Take your goals and convert them into activity. Use the reverse engineering formula. Start with the end in mind and work backward. For example, if you have an income goal, convert income into closings; closings into sold listings and sales; sold listings into listings obtained; listings obtained into appointments; appointments into conversations; conversations into numbers dialed. Connect a specific amount and type of daily activity with accomplishing your goal and commit to the activity.
How about just for today? Can you commit to doing one specific thing just for today? How about just for 90 minutes? Put that activity/time commitment into your SMART Week.
That’s a good start on commitment. Then take it a few steps further.

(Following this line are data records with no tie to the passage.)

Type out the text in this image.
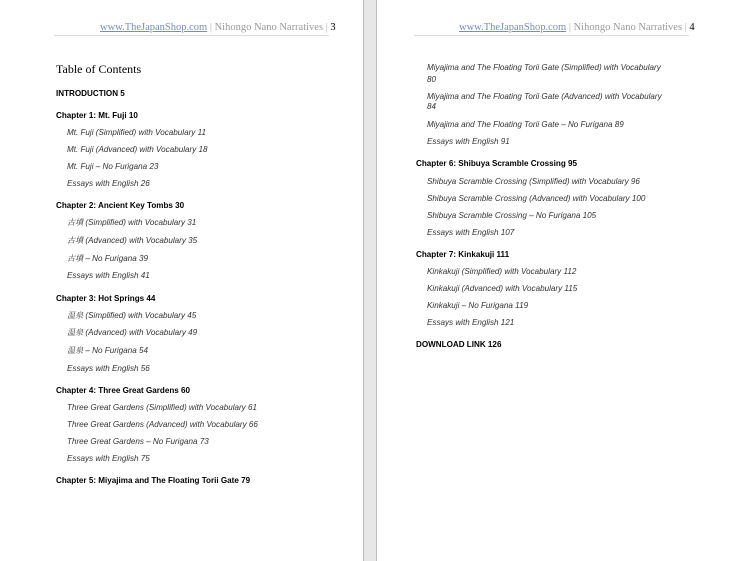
www.TheJapanShop.com | Nihongo Nano Narratives | 3
Table of Contents
INTRODUCTION 5
Chapter 1: Mt. Fuji 10
Mt. Fuji (Simplified) with Vocabulary 11
Mt. Fuji (Advanced) with Vocabulary 18
Mt. Fuji – No Furigana 23
Essays with English 26
Chapter 2: Ancient Key Tombs 30
古墳 (Simplified) with Vocabulary 31
古墳 (Advanced) with Vocabulary 35
古墳 – No Furigana 39
Essays with English 41
Chapter 3: Hot Springs 44
温泉 (Simplified) with Vocabulary 45
温泉 (Advanced) with Vocabulary 49
温泉 – No Furigana 54
Essays with English 56
Chapter 4: Three Great Gardens 60
Three Great Gardens (Simplified) with Vocabulary 61
Three Great Gardens (Advanced) with Vocabulary 66
Three Great Gardens – No Furigana 73
Essays with English 75
Chapter 5: Miyajima and The Floating Torii Gate 79
www.TheJapanShop.com | Nihongo Nano Narratives | 4
Miyajima and The Floating Torii Gate (Simplified) with Vocabulary
80
Miyajima and The Floating Torii Gate (Advanced) with Vocabulary
84
Miyajima and The Floating Torii Gate – No Furigana 89
Essays with English 91
Chapter 6: Shibuya Scramble Crossing 95
Shibuya Scramble Crossing (Simplified) with Vocabulary 96
Shibuya Scramble Crossing (Advanced) with Vocabulary 100
Shibuya Scramble Crossing – No Furigana 105
Essays with English 107
Chapter 7: Kinkakuji 111
Kinkakuji (Simplified) with Vocabulary 112
Kinkakuji (Advanced) with Vocabulary 115
Kinkakuji – No Furigana 119
Essays with English 121
DOWNLOAD LINK 126
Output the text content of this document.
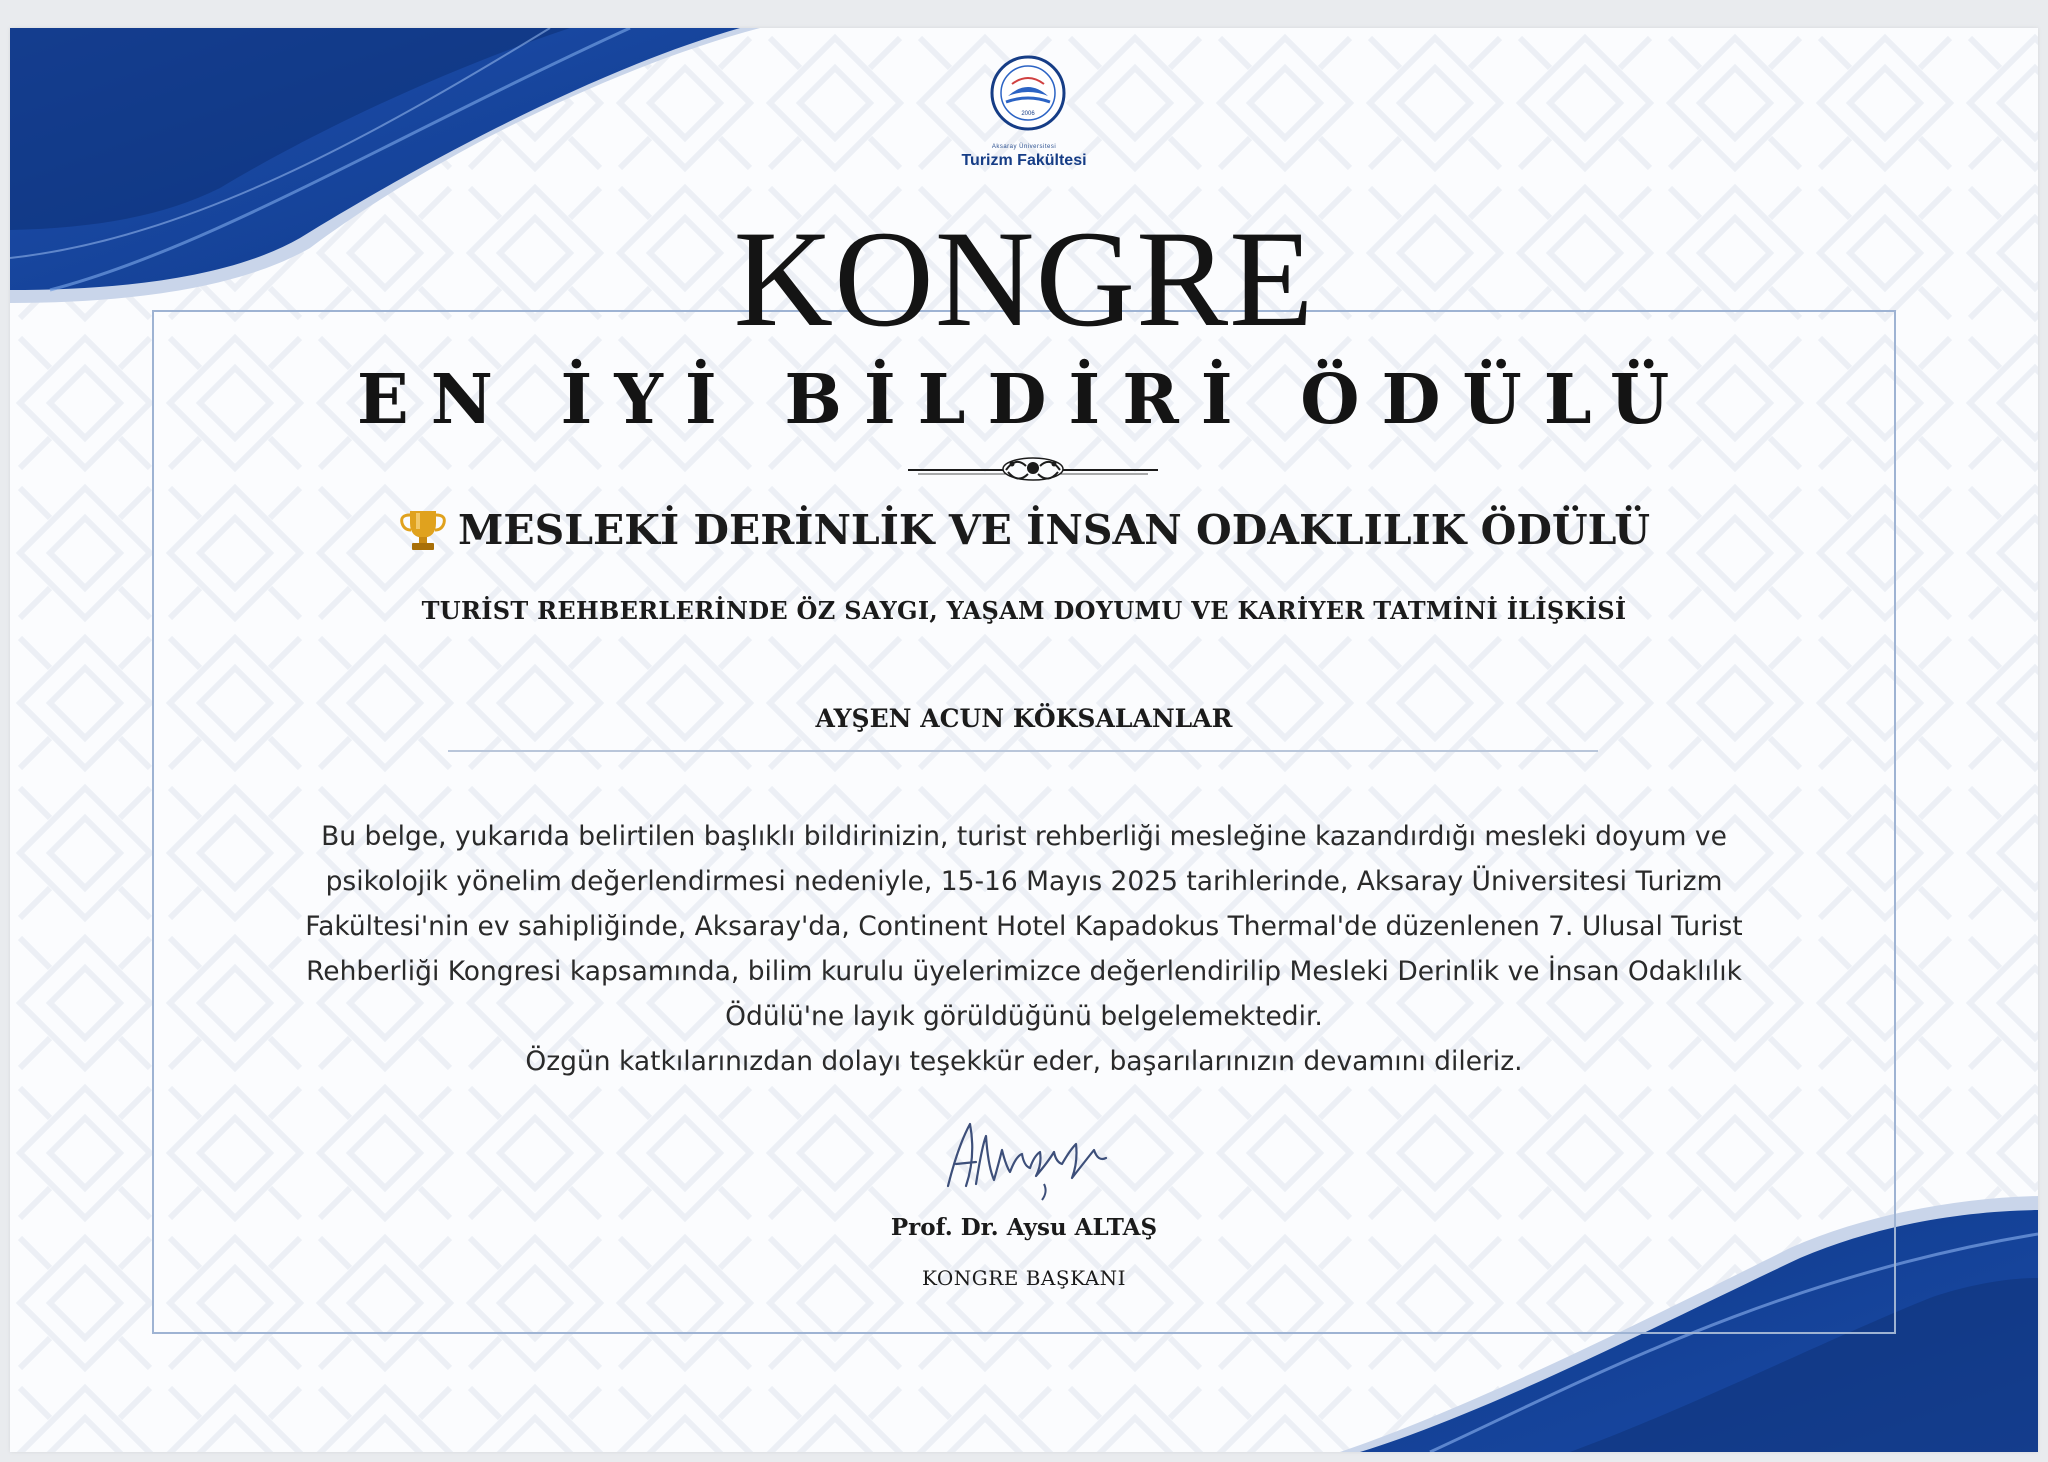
2006
Aksaray Üniversitesi
Turizm Fakültesi
KONGRE
EN İYİ BİLDİRİ ÖDÜLÜ
MESLEKİ DERİNLİK VE İNSAN ODAKLILIK ÖDÜLÜ
TURİST REHBERLERİNDE ÖZ SAYGI, YAŞAM DOYUMU VE KARİYER TATMİNİ İLİŞKİSİ
AYŞEN ACUN KÖKSALANLAR

Bu belge, yukarıda belirtilen başlıklı bildirinizin, turist rehberliği mesleğine kazandırdığı mesleki doyum ve

psikolojik yönelim değerlendirmesi nedeniyle, 15-16 Mayıs 2025 tarihlerinde, Aksaray Üniversitesi Turizm

Fakültesi'nin ev sahipliğinde, Aksaray'da, Continent Hotel Kapadokus Thermal'de düzenlenen 7. Ulusal Turist

Rehberliği Kongresi kapsamında, bilim kurulu üyelerimizce değerlendirilip Mesleki Derinlik ve İnsan Odaklılık

Ödülü'ne layık görüldüğünü belgelemektedir.

Özgün katkılarınızdan dolayı teşekkür eder, başarılarınızın devamını dileriz.

Prof. Dr. Aysu ALTAŞ
KONGRE BAŞKANI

Figure out a reward and also a penalty. An if you do, and an if you don’t. And burn that final bridge by going public with your commitment. Take your commitment to your Board of Directors. Or post it on facebook. Or find accountability partners.
Finally, return to the basics.
The most basic thing you can return to is your routine. Get up. Train the brain. Get to your desk. Write your Top 5. Talk to people.
That’s it. Review your goals. Renew your commitment. Return to the basics.
It takes effort. Who can forget the sight of Zig Ziglar pumping that farmhouse water pump to get the flow started? You have to pump harder to get it started than you do to keep it going once it’s started. Momentum is like that. It takes a little extra effort to break the chains of inertia and regain a trickle of momentum. But if you will do these three simple steps, a trickle turns into Niagara Falls.